Initially for each of the ten classification cases (i.e., BF, RMF, BRF, UR, BRBF, MSWF, SWF, MPUSPF, PUSPF and ND), the training data was provided at the running speeds from 10 Hz to 40 Hz in the intervals of 5 Hz and then the multiclass classification capability of two classes of MSVM was noted for these running speeds. It is concluded that MSVM has the ability to make perfect classifications if the training data is available for that particular running speed. It is also observed that the prediction accuracy gradually increases with the increase of the rotational speed and load. This is due to the high signal-to-noise level at the high rotation speed due to better manifestation of faults in vibration signals at these speeds. It is observed that nu-SVM showed good predictions. Overall at 15 Hz rotational speed the prediction is lowest.

6 Conclusions

In this work, the induction motor fault classification capabilities of the C-SVM and the nu-SVM in MSVM with the use of the best parameter chosen by the GA is demonstrated and results are compared with the parameter chosen by the conventional GSM technique. The raw data in time domain were measured and stored from an experimental setup with the interchanging of nine defective IMs (BF, RMF, BRF, UR, BRBF, MSWF, SWF, MPUSPF, PUSPF) along with the healthy (ND) by a tri-axial accelerometer and three current probes in a range of motor speeds and three load levels. Three statistical features were calculated from the raw data.
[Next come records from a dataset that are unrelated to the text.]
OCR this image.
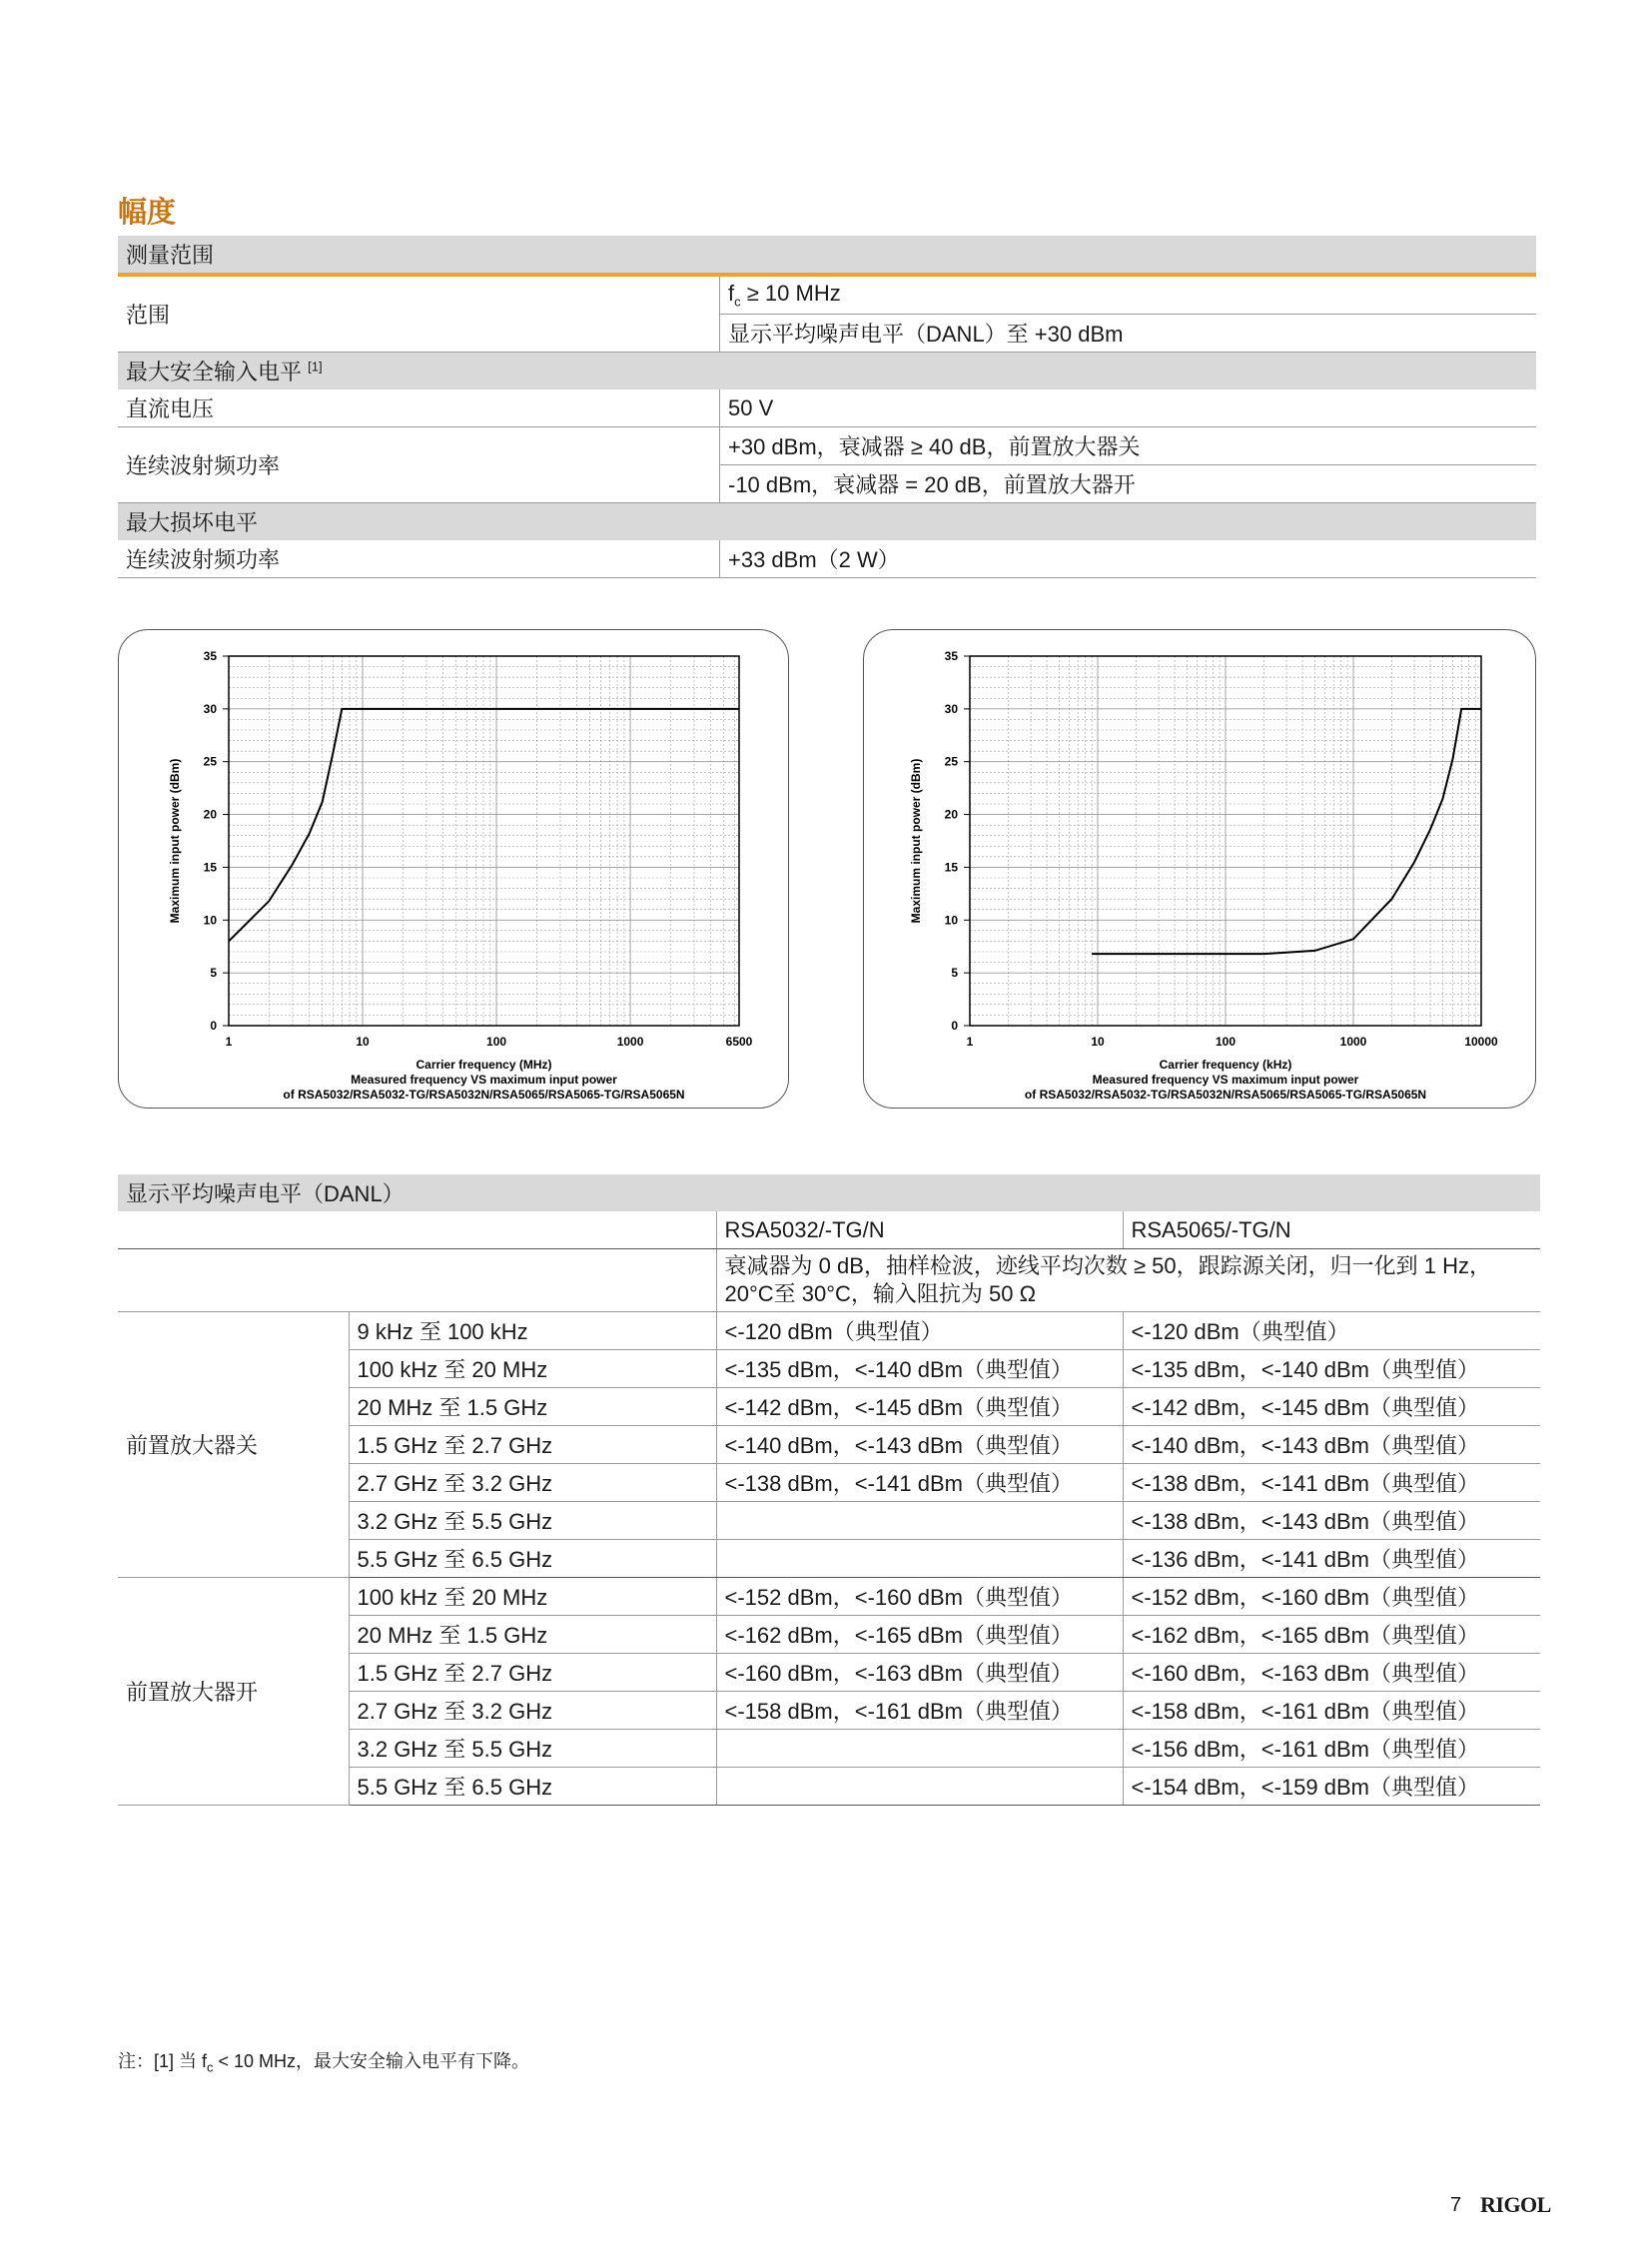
幅度
测量范围	
范围	$f_c \ge 10$ MHz
	显示平均噪声电平（DANL）至 +30 dBm
最大安全输入电平 [1]	
直流电压	50 V
连续波射频功率	+30 dBm，衰减器 ≥ 40 dB，前置放大器关
	-10 dBm，衰减器 = 20 dB，前置放大器开
最大损坏电平	
连续波射频功率	+33 dBm（2 W）
0
5
10
15
20
25
30
35
1	10	100	1000	6500
Maximum input power (dBm)
Carrier frequency (MHz)
Measured frequency VS maximum input power
of RSA5032/RSA5032-TG/RSA5032N/RSA5065/RSA5065-TG/RSA5065N
0
5
10
15
20
25
30
35
1	10	100	1000	10000
Maximum input power (dBm)
Carrier frequency (kHz)
Measured frequency VS maximum input power
of RSA5032/RSA5032-TG/RSA5032N/RSA5065/RSA5065-TG/RSA5065N
显示平均噪声电平（DANL）			
		RSA5032/-TG/N	RSA5065/-TG/N

		衰减器为 0 dB，抽样检波，迹线平均次数 ≥ 50，跟踪源关闭，归一化到 1 Hz，
20°C至 30°C，输入阻抗为 50 Ω	

前置放大器关	9 kHz 至 100 kHz	<-120 dBm（典型值）	<-120 dBm（典型值）
	100 kHz 至 20 MHz	<-135 dBm，<-140 dBm（典型值）	<-135 dBm，<-140 dBm（典型值）
	20 MHz 至 1.5 GHz	<-142 dBm，<-145 dBm（典型值）	<-142 dBm，<-145 dBm（典型值）
	1.5 GHz 至 2.7 GHz	<-140 dBm，<-143 dBm（典型值）	<-140 dBm，<-143 dBm（典型值）
	2.7 GHz 至 3.2 GHz	<-138 dBm，<-141 dBm（典型值）	<-138 dBm，<-141 dBm（典型值）
	3.2 GHz 至 5.5 GHz		<-138 dBm，<-143 dBm（典型值）
	5.5 GHz 至 6.5 GHz		<-136 dBm，<-141 dBm（典型值）
前置放大器开	100 kHz 至 20 MHz	<-152 dBm，<-160 dBm（典型值）	<-152 dBm，<-160 dBm（典型值）
	20 MHz 至 1.5 GHz	<-162 dBm，<-165 dBm（典型值）	<-162 dBm，<-165 dBm（典型值）
	1.5 GHz 至 2.7 GHz	<-160 dBm，<-163 dBm（典型值）	<-160 dBm，<-163 dBm（典型值）
	2.7 GHz 至 3.2 GHz	<-158 dBm，<-161 dBm（典型值）	<-158 dBm，<-161 dBm（典型值）
	3.2 GHz 至 5.5 GHz		<-156 dBm，<-161 dBm（典型值）
	5.5 GHz 至 6.5 GHz		<-154 dBm，<-159 dBm（典型值）
注：[1] 当 $f_c < 10$ MHz，最大安全输入电平有下降。
7 RIGOL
The classification accuracy was calculated with RBF kernel in C-SVM and nu-SVM by the using of the GA and GSM techniques. The convergence of population was also demonstrated. The GA based technique shows its ability to improved accuracy with respect to the GSM based technique. The prediction ability of MSVM progressively increases at higher speeds due to better manifestation of fault dynamics in signals. Among the two MSVM, using of nu-SVM shows better results. This same technique can also be applied for the other kernels as discussed in LIBSVM tool. Another important factor is to train the MSVM by a range of rotational speeds and to test it for the prediction at out of the range rotational speed by the proposed method. The frequency domain and time-frequency domain data analysis can also be done with the proposed method.